かりおん カリオン2 当時はもっとボロい感じだったが…… 

もう十数年前のことになると思うが、校正の大先輩Nさんが小さな居酒屋を始めた。名前は酒舎かりおん。都営地下鉄・板橋区役所前駅から数分の路地の奥で、古い長屋みたいな建物の一画だった。場所が遠いと言えば遠いが、校正仲間を挙げての支援態勢でそれなりに繁盛し、新たな固定客もつくまでになった。その中には意外な実力派の仮の姿もあったと言うのは後で聞いた話だ。近藤十四郎のミニコンサートを開いたり絵を売ったり、楽しめる試みもあった。しかし例によって楽しい時間は短い。切羽詰まったNさんは、無謀にも1日か2日の講習を受けただけで手作りうどんの昼食を始めたが、結果は大方の予想通りだった。私が最後にかりおんを訪れたのはいつだったか、もはや記憶にない。
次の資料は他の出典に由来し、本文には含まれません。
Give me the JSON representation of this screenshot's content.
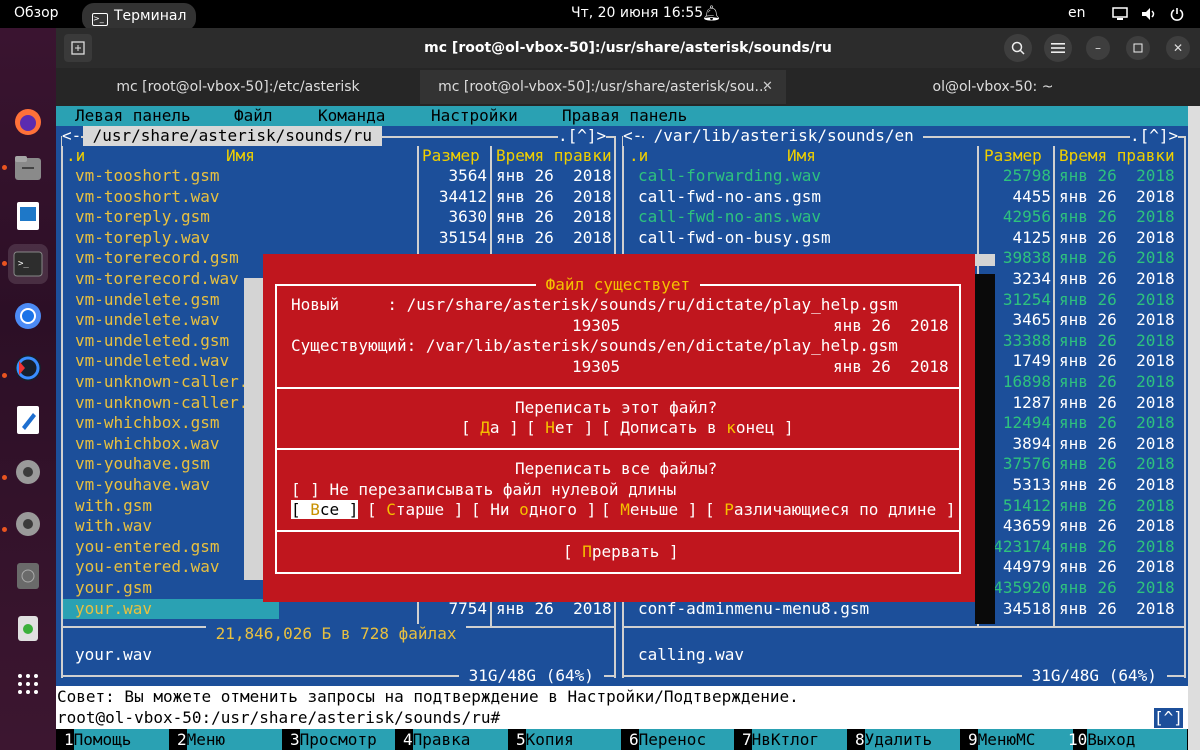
{
  "topbar": {
    "overview": "Обзор",
    "terminal_app": "Терминал",
    "datetime": "Чт, 20 июня  16:55",
    "lang": "en"
  },
  "window": {
    "title": "mc [root@ol-vbox-50]:/usr/share/asterisk/sounds/ru"
  },
  "tabs": [
    {
      "label": "mc [root@ol-vbox-50]:/etc/asterisk"
    },
    {
      "label": "mc [root@ol-vbox-50]:/usr/share/asterisk/sou..."
    },
    {
      "label": "ol@ol-vbox-50: ~"
    }
  ],
  "menubar": {
    "left": "Левая панель",
    "file": "Файл",
    "command": "Команда",
    "settings": "Настройки",
    "right": "Правая панель"
  },
  "left_panel": {
    "path": " /usr/share/asterisk/sounds/ru ",
    "corner_left": "<-",
    "corner_right": ".[^]>",
    "col_n": ".и",
    "col_name": "Имя",
    "col_size": "Размер",
    "col_mtime": "Время правки",
    "rows": [
      {
        "name": "vm-tooshort.gsm",
        "size": "3564",
        "date": "янв 26  2018"
      },
      {
        "name": "vm-tooshort.wav",
        "size": "34412",
        "date": "янв 26  2018"
      },
      {
        "name": "vm-toreply.gsm",
        "size": "3630",
        "date": "янв 26  2018"
      },
      {
        "name": "vm-toreply.wav",
        "size": "35154",
        "date": "янв 26  2018"
      },
      {
        "name": "vm-torerecord.gsm",
        "size": "",
        "date": ""
      },
      {
        "name": "vm-torerecord.wav",
        "size": "",
        "date": ""
      },
      {
        "name": "vm-undelete.gsm",
        "size": "",
        "date": ""
      },
      {
        "name": "vm-undelete.wav",
        "size": "",
        "date": ""
      },
      {
        "name": "vm-undeleted.gsm",
        "size": "",
        "date": ""
      },
      {
        "name": "vm-undeleted.wav",
        "size": "",
        "date": ""
      },
      {
        "name": "vm-unknown-caller.",
        "size": "",
        "date": ""
      },
      {
        "name": "vm-unknown-caller.",
        "size": "",
        "date": ""
      },
      {
        "name": "vm-whichbox.gsm",
        "size": "",
        "date": ""
      },
      {
        "name": "vm-whichbox.wav",
        "size": "",
        "date": ""
      },
      {
        "name": "vm-youhave.gsm",
        "size": "",
        "date": ""
      },
      {
        "name": "vm-youhave.wav",
        "size": "",
        "date": ""
      },
      {
        "name": "with.gsm",
        "size": "",
        "date": ""
      },
      {
        "name": "with.wav",
        "size": "",
        "date": ""
      },
      {
        "name": "you-entered.gsm",
        "size": "",
        "date": ""
      },
      {
        "name": "you-entered.wav",
        "size": "",
        "date": ""
      },
      {
        "name": "your.gsm",
        "size": "",
        "date": ""
      },
      {
        "name": "your.wav",
        "size": "7754",
        "date": "янв 26  2018"
      }
    ],
    "summary": " 21,846,026 Б в 728 файлах ",
    "mini_status": "your.wav",
    "disk": " 31G/48G (64%) "
  },
  "right_panel": {
    "path": " /var/lib/asterisk/sounds/en ",
    "corner_left": "<-",
    "corner_right": ".[^]>",
    "col_n": ".и",
    "col_name": "Имя",
    "col_size": "Размер",
    "col_mtime": "Время правки",
    "rows": [
      {
        "name": "call-forwarding.wav",
        "size": "25798",
        "date": "янв 26  2018",
        "c": "green"
      },
      {
        "name": "call-fwd-no-ans.gsm",
        "size": "4455",
        "date": "янв 26  2018",
        "c": "white"
      },
      {
        "name": "call-fwd-no-ans.wav",
        "size": "42956",
        "date": "янв 26  2018",
        "c": "green"
      },
      {
        "name": "call-fwd-on-busy.gsm",
        "size": "4125",
        "date": "янв 26  2018",
        "c": "white"
      },
      {
        "name": "",
        "size": "39838",
        "date": "янв 26  2018",
        "c": "green"
      },
      {
        "name": "",
        "size": "3234",
        "date": "янв 26  2018",
        "c": "white"
      },
      {
        "name": "",
        "size": "31254",
        "date": "янв 26  2018",
        "c": "green"
      },
      {
        "name": "",
        "size": "3465",
        "date": "янв 26  2018",
        "c": "white"
      },
      {
        "name": "",
        "size": "33388",
        "date": "янв 26  2018",
        "c": "green"
      },
      {
        "name": "",
        "size": "1749",
        "date": "янв 26  2018",
        "c": "white"
      },
      {
        "name": "",
        "size": "16898",
        "date": "янв 26  2018",
        "c": "green"
      },
      {
        "name": "",
        "size": "1287",
        "date": "янв 26  2018",
        "c": "white"
      },
      {
        "name": "",
        "size": "12494",
        "date": "янв 26  2018",
        "c": "green"
      },
      {
        "name": "",
        "size": "3894",
        "date": "янв 26  2018",
        "c": "white"
      },
      {
        "name": "",
        "size": "37576",
        "date": "янв 26  2018",
        "c": "green"
      },
      {
        "name": "",
        "size": "5313",
        "date": "янв 26  2018",
        "c": "white"
      },
      {
        "name": "",
        "size": "51412",
        "date": "янв 26  2018",
        "c": "green"
      },
      {
        "name": "",
        "size": "43659",
        "date": "янв 26  2018",
        "c": "white"
      },
      {
        "name": "",
        "size": "423174",
        "date": "янв 26  2018",
        "c": "green"
      },
      {
        "name": "",
        "size": "44979",
        "date": "янв 26  2018",
        "c": "white"
      },
      {
        "name": "",
        "size": "435920",
        "date": "янв 26  2018",
        "c": "green"
      },
      {
        "name": "conf-adminmenu-menu8.gsm",
        "size": "34518",
        "date": "янв 26  2018",
        "c": "white"
      }
    ],
    "mini_status": "calling.wav",
    "disk": " 31G/48G (64%) "
  },
  "dialog": {
    "title": " Файл существует ",
    "new_line": "Новый     : /usr/share/asterisk/sounds/ru/dictate/play_help.gsm",
    "new_size": "19305",
    "new_date": "янв 26  2018",
    "existing_line": "Существующий: /var/lib/asterisk/sounds/en/dictate/play_help.gsm",
    "existing_size": "19305",
    "existing_date": "янв 26  2018",
    "q1": "Переписать этот файл?",
    "q2": "Переписать все файлы?",
    "checkbox": "[ ] Не перезаписывать файл нулевой длины",
    "btn_yes_pre": "[ ",
    "btn_yes_hot": "Д",
    "btn_yes_post": "а ]",
    "btn_no_pre": "[ ",
    "btn_no_hot": "Н",
    "btn_no_post": "ет ]",
    "btn_append_pre": "[ Дописать в ",
    "btn_append_hot": "к",
    "btn_append_post": "онец ]",
    "btn_all_pre": "[ ",
    "btn_all_hot": "В",
    "btn_all_post": "се ]",
    "btn_older_pre": "[ ",
    "btn_older_hot": "С",
    "btn_older_post": "тарше ]",
    "btn_none_pre": "[ Ни ",
    "btn_none_hot": "о",
    "btn_none_post": "дного ]",
    "btn_smaller_pre": "[ ",
    "btn_smaller_hot": "М",
    "btn_smaller_post": "еньше ]",
    "btn_diff_pre": "[ ",
    "btn_diff_hot": "Р",
    "btn_diff_post": "азличающиеся по длине ]",
    "btn_abort_pre": "[ ",
    "btn_abort_hot": "П",
    "btn_abort_post": "рервать ]"
  },
  "hint": "Совет: Вы можете отменить запросы на подтверждение в Настройки/Подтверждение.",
  "prompt": "root@ol-vbox-50:/usr/share/asterisk/sounds/ru#",
  "prompt_corner": "[^]",
  "fkeys": [
    {
      "n": "1",
      "l": "Помощь"
    },
    {
      "n": "2",
      "l": "Меню"
    },
    {
      "n": "3",
      "l": "Просмотр"
    },
    {
      "n": "4",
      "l": "Правка"
    },
    {
      "n": "5",
      "l": "Копия"
    },
    {
      "n": "6",
      "l": "Перенос"
    },
    {
      "n": "7",
      "l": "НвКтлог"
    },
    {
      "n": "8",
      "l": "Удалить"
    },
    {
      "n": "9",
      "l": "МенюMC"
    },
    {
      "n": "10",
      "l": "Выход"
    }
  ],
  "colors": {
    "panel": "#1c4f9a",
    "dialog": "#c0161e",
    "accent": "#e95420"
  }
}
たまたま時間が余り、思い立ってかりおんの跡を訪ねてみた。案の定、大通りに沿った部分はビルに建て替えられ、路地がどこだったかもわからない。が、ビルの裏に回るとかりおんのあった長屋みたいな建物だけが奇跡的に残っていた。居抜きで引き継いだ沖縄居酒屋は健在どころか繁盛しているようで、しっかり大きな看板を掲げ周りも小ぎれいに手入れされていた。しかしこの日は休みなのか、中に薄明かりが点っているものの人の気配がなく、それ以上の情報は得られなかった。なお、かりおんとは朝鮮語で白い馬のことだという。